In our experience, the real workflow is always two steps. First, scrape your business listings with Outscraper, Apify, or whatever fits your budget. Second, run that export through an enrichment tool to append verified decision-maker emails and direct dials. We ran 500 restaurant listings through this kind of pipeline and got decision-maker emails for 92% of records - that's how you turn a spreadsheet of restaurants into a pipeline of booked meetings with owners.
To operationalize it, map the steps to a repeatable lead generation workflow and track the right lead generation metrics as you scale.
The consensus on r/coldemail backs this up: the scraping is the easy part, and the enrichment is where campaigns succeed or fail.

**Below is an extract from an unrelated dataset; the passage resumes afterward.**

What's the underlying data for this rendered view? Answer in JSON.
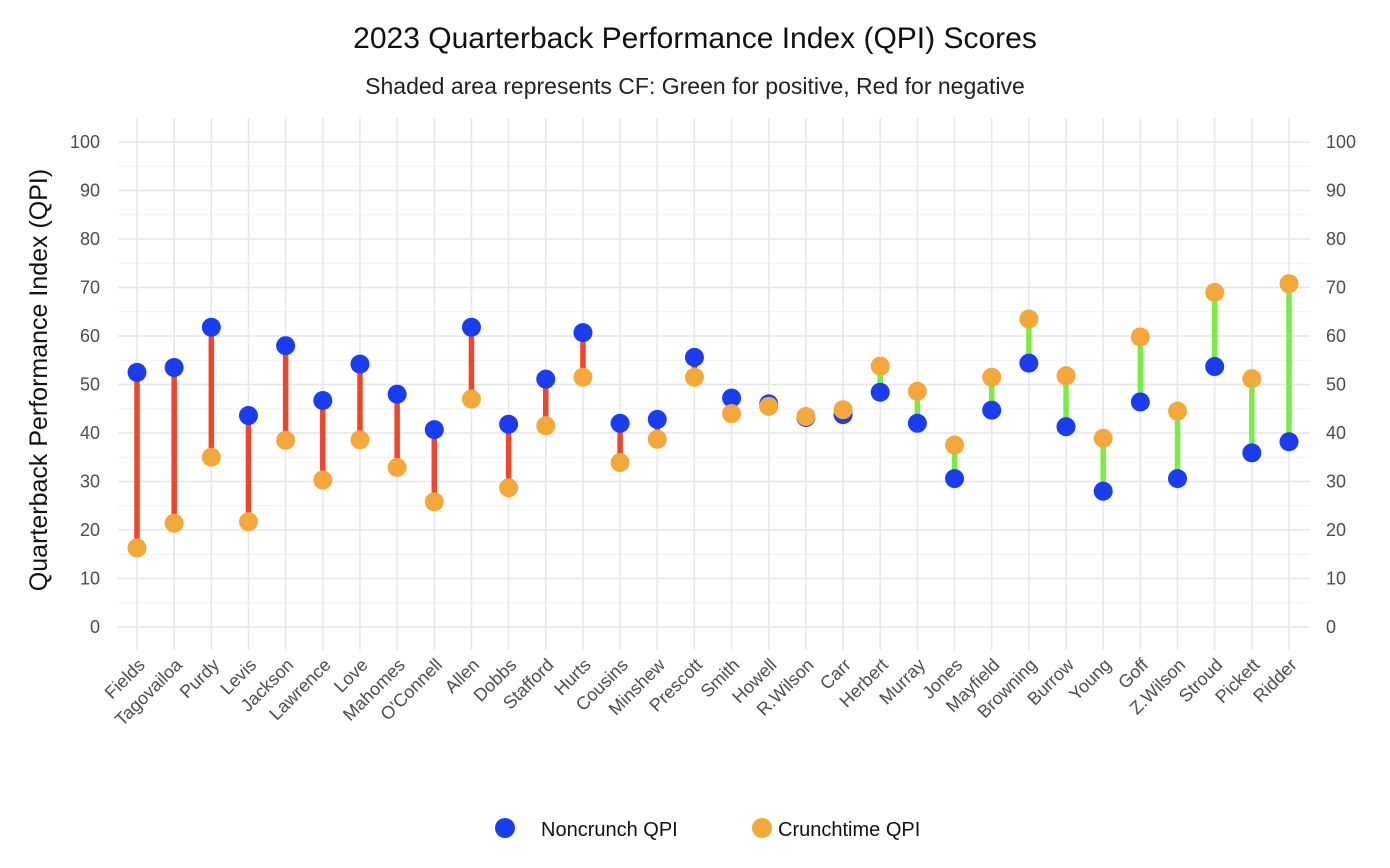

Every Maps scraper on this list gives you the same output: business names, addresses, and generic phone numbers. Prospeo fills the gap with 143M+ verified emails and 125M+ direct dials - refreshed every 7 days, not every 6 weeks.
Stop emailing info@ addresses. Reach the actual decision-maker.
FAQ
Is LeadsFinder free?
No. LeadsFinder charges $0.15 per lead - 60 credits for $9. Credits don't expire, but there's no free tier. Outscraper offers 500 free records and Prospeo includes 75 free verified emails per month, making both viable starting points at zero cost.
What's the cheapest Google Maps scraping tool?
Outscraper at ~$0.003/record (dropping to ~$0.001 after 100k) or Apify at ~$0.002-0.004/place for raw scraping. For a full enrichment pipeline, Reddit practitioners report all-in costs as low as $0.008 per lead with 36 fields using Apify plus website crawling and AI extraction.
How do I get decision-maker emails from Google Maps leads?
Maps scrapers return business data, not personal contacts. Upload your scraped CSV to an enrichment platform that matches businesses to professional profiles and returns verified emails and direct dials. That second step is what turns business listings into outbound-ready leads.